The response to neoadjuvant chemoradiotherapy with 5-fluorouracil in locally advanced rectal cancer patients: a predictive proteomic signature

Anaïs Chauvin; Chang-Shu Wang; Sameh Geha; Perrine Garde-Granger; Alex-Ane Mathieu; Vincent Lacasse; François-Michel Boisvert

doi:10.1186/s12014-018-9192-2

The response to neoadjuvant chemoradiotherapy with 5-fluorouracil in locally advanced rectal cancer patients: a predictive proteomic signature

Clin Proteomics. 2018 Apr 13:15:16. doi: 10.1186/s12014-018-9192-2. eCollection 2018.

Authors

Anaïs Chauvin¹, Chang-Shu Wang², Sameh Geha³, Perrine Garde-Granger³, Alex-Ane Mathieu¹, Vincent Lacasse¹, François-Michel Boisvert¹

Affiliations

¹ 1Department of Anatomy and Cell Biology, Faculty of Medicine and Health Sciences, Université de Sherbrooke, 3201 Jean-Mignault, Sherbrooke, QC J1E 4K8 Canada.
² 2Department of Nuclear Medicine and Radiobiology, Faculty of Medicine and Health Sciences, Université de Sherbrooke, Sherbrooke, QC Canada.
³ 3Department of Pathology, Faculty of Medicine and Health Sciences, Université de Sherbrooke, Sherbrooke, QC Canada.

Abstract

Background: Colorectal cancer is the third most common and the fourth most lethal cancer in the world. In the majority of cases, patients are diagnosed at an advanced stage or even metastatic, thus explaining the high mortality. The standard treatment for patients with locally advanced non-metastatic rectal cancer is neoadjuvant radio-chemotherapy (NRCT) with 5-fluorouracil (5-FU) followed by surgery, but the resistance rate to this treatment remains high with approximately 30% of non-responders. The lack of evidence available in clinical practice to predict NRCT resistance to 5-FU and to guide clinical practice therefore encourages the search for biomarkers of this resistance.
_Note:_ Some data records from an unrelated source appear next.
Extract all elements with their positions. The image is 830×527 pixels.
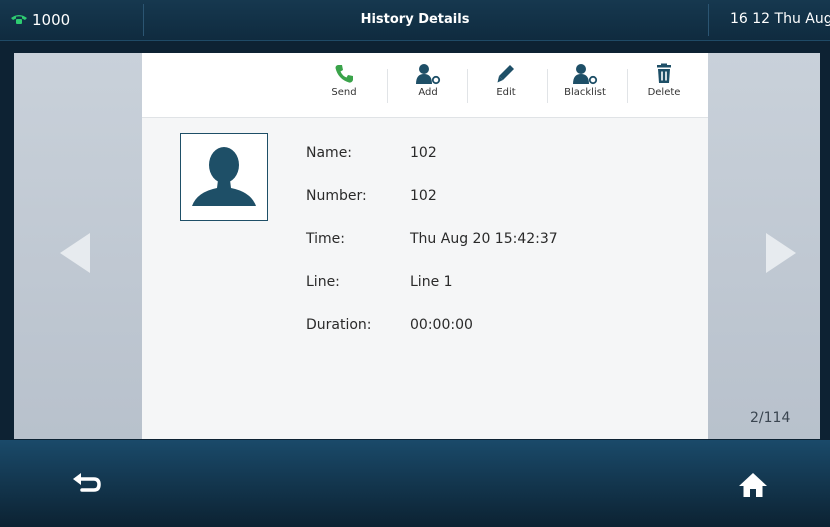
main-content: Send Add Edit Blacklist Delete Name: 102… — [14, 53, 820, 439]
blacklist-contact-icon — [555, 63, 615, 85]
contact-avatar — [180, 133, 268, 221]
date-time: 16 12 Thu Aug 20 — [730, 11, 830, 27]
page-title: History Details — [360, 12, 470, 27]
action-toolbar: Send Add Edit Blacklist Delete — [142, 53, 708, 118]
back-button[interactable] — [70, 470, 104, 500]
phone-handset-icon — [314, 63, 374, 85]
send-label: Send — [331, 87, 357, 98]
duration-value: 00:00:00 — [410, 317, 473, 333]
time-value: Thu Aug 20 15:42:37 — [410, 231, 558, 247]
blacklist-label: Blacklist — [564, 87, 606, 98]
name-label: Name: — [306, 145, 353, 161]
home-icon — [736, 473, 770, 504]
name-value: 102 — [410, 145, 437, 161]
toolbar-divider — [627, 69, 628, 103]
line-value: Line 1 — [410, 274, 453, 290]
toolbar-divider — [547, 69, 548, 103]
send-button[interactable]: Send — [314, 59, 374, 113]
record-counter: 2/114 — [750, 410, 791, 426]
add-label: Add — [418, 87, 438, 98]
home-button[interactable] — [736, 470, 770, 500]
duration-label: Duration: — [306, 317, 372, 333]
number-label: Number: — [306, 188, 367, 204]
pencil-icon — [476, 63, 536, 85]
add-contact-icon — [398, 63, 458, 85]
time-label: Time: — [306, 231, 345, 247]
toolbar-divider — [387, 69, 388, 103]
status-bar: 1000 History Details 16 12 Thu Aug 20 — [0, 0, 830, 41]
back-arrow-icon — [70, 473, 104, 504]
blacklist-button[interactable]: Blacklist — [555, 59, 615, 113]
delete-label: Delete — [647, 87, 681, 98]
edit-label: Edit — [496, 87, 516, 98]
history-detail-panel: Send Add Edit Blacklist Delete Name: 102… — [142, 53, 708, 439]
previous-record-arrow-icon[interactable] — [60, 233, 90, 273]
divider — [708, 4, 709, 36]
line-label: Line: — [306, 274, 340, 290]
next-record-arrow-icon[interactable] — [766, 233, 796, 273]
add-button[interactable]: Add — [398, 59, 458, 113]
edit-button[interactable]: Edit — [476, 59, 536, 113]
number-value: 102 — [410, 188, 437, 204]
toolbar-divider — [467, 69, 468, 103]
bottom-bar — [0, 440, 830, 527]
delete-button[interactable]: Delete — [634, 59, 694, 113]
trash-icon — [634, 63, 694, 85]
person-silhouette-icon — [181, 147, 267, 224]
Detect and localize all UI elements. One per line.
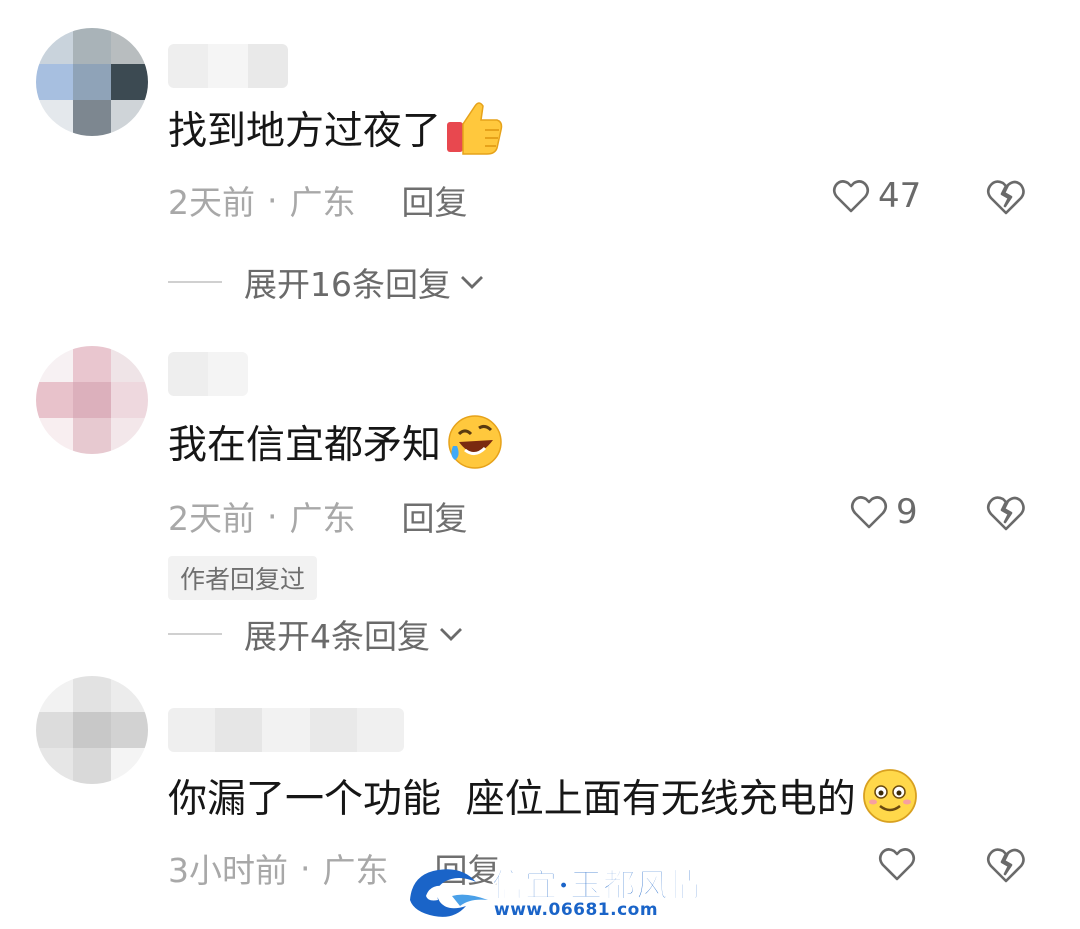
comment-text: 我在信宜都矛知 [168,423,442,468]
expand-replies-label: 展开4条回复 [244,617,430,656]
dislike-broken-heart-icon[interactable] [986,846,1026,884]
username-blurred[interactable] [168,44,288,88]
like-count: 47 [878,176,922,216]
comment-location: 广东 [322,851,389,890]
meta-separator: · [267,496,278,536]
expand-divider [168,281,222,283]
comment-text-row: 你漏了一个功能 座位上面有无线充电的 [168,766,920,826]
heart-icon [878,848,916,881]
watermark: 信宜·玉都风情 www.06681.com [404,856,702,926]
comment-text-row: 我在信宜都矛知 [168,412,505,472]
expand-replies-label: 展开16条回复 [244,265,451,304]
like-count: 9 [896,492,918,532]
chevron-down-icon [440,628,462,641]
username-blurred[interactable] [168,708,404,752]
comment-text: 你漏了一个功能 座位上面有无线充电的 [168,777,856,822]
like-button[interactable] [878,846,916,882]
rolling-laughing-icon [448,415,502,469]
expand-replies-button[interactable]: 展开16条回复 [168,258,485,306]
username-blurred[interactable] [168,352,248,396]
smiling-face-icon [862,769,917,823]
comment-text-row: 找到地方过夜了 [168,98,505,158]
comment-time: 2天前 [168,499,255,538]
heart-icon [832,180,870,213]
comment-time: 3小时前 [168,851,288,890]
dislike-broken-heart-icon[interactable] [986,494,1026,532]
comment-location: 广东 [289,183,356,222]
author-replied-badge: 作者回复过 [168,556,318,600]
chevron-down-icon [461,276,483,289]
comment-text: 找到地方过夜了 [168,109,442,154]
comment-location: 广东 [289,499,356,538]
avatar[interactable] [36,346,148,454]
meta-separator: · [300,848,311,888]
meta-separator: · [267,180,278,220]
thumbs-up-icon [447,102,503,155]
watermark-url: www.06681.com [494,900,659,920]
expand-replies-button[interactable]: 展开4条回复 [168,610,464,658]
reply-button[interactable]: 回复 [402,176,468,224]
comment-meta: 2天前 · 广东 回复 [168,176,468,224]
reply-button[interactable]: 回复 [402,492,468,540]
comment-meta: 2天前 · 广东 回复 [168,492,468,540]
avatar[interactable] [36,676,148,784]
wave-logo-icon [410,869,488,917]
comment-time: 2天前 [168,183,255,222]
avatar[interactable] [36,28,148,136]
like-button[interactable]: 9 [850,492,918,532]
dislike-broken-heart-icon[interactable] [986,178,1026,216]
like-button[interactable]: 47 [832,176,921,216]
expand-divider [168,633,222,635]
heart-icon [850,496,888,529]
Methods: From twenty-three formalin-fixed paraffin-embedded (FFPE) biopsies performed before NRCT with 5-FU of locally advanced non-metastatic rectal cancer patients, we extracted and analysed the tumor proteome of these patients. From clinical data, we were able to classify the twenty-three patients in our cohort into three treatment response groups: non-responders (NR), partial responders (PR) and total responders (TR), and to compare the proteomes of these different groups.

Results: We have highlighted 384 differentially abundant proteins between NR and PR, 248 between NR and TR and 417 between PR and TR. Among these proteins, we have identified many differentially abundant proteins identified as having a role in cancer (IFIT1, FASTKD2, PIP4K2B, ARID1B, SLC25A33: overexpressed in TR; CALD1, CPA3, B3GALT5, CD177, RIPK1: overexpressed in NR). We have also identified that DPYD, the main degradation enzyme of 5-FU, was overexpressed in NR, as well as several ribosomal and mitochondrial proteins also overexpressed in NR. Data are available via ProteomeXchange with identifier PXD008440.

Conclusions: From these retrospective study, we implemented a protein extraction protocol from FFPE biopsy to highlight protein differences between different response groups to RCTN with 5-FU in patients with locally advanced non-metastatic rectal cancer. These results will pave the way for a larger cohort for better sensitivity and specificity of the signature to guide decisions in the choice of treatment.

Keywords: 5-Fluorouracil; Mass spectrometry; Predictive biomarkers; Proteomics; Rectal cancer; Resistance to neoadjuvant radio-chemotherapy.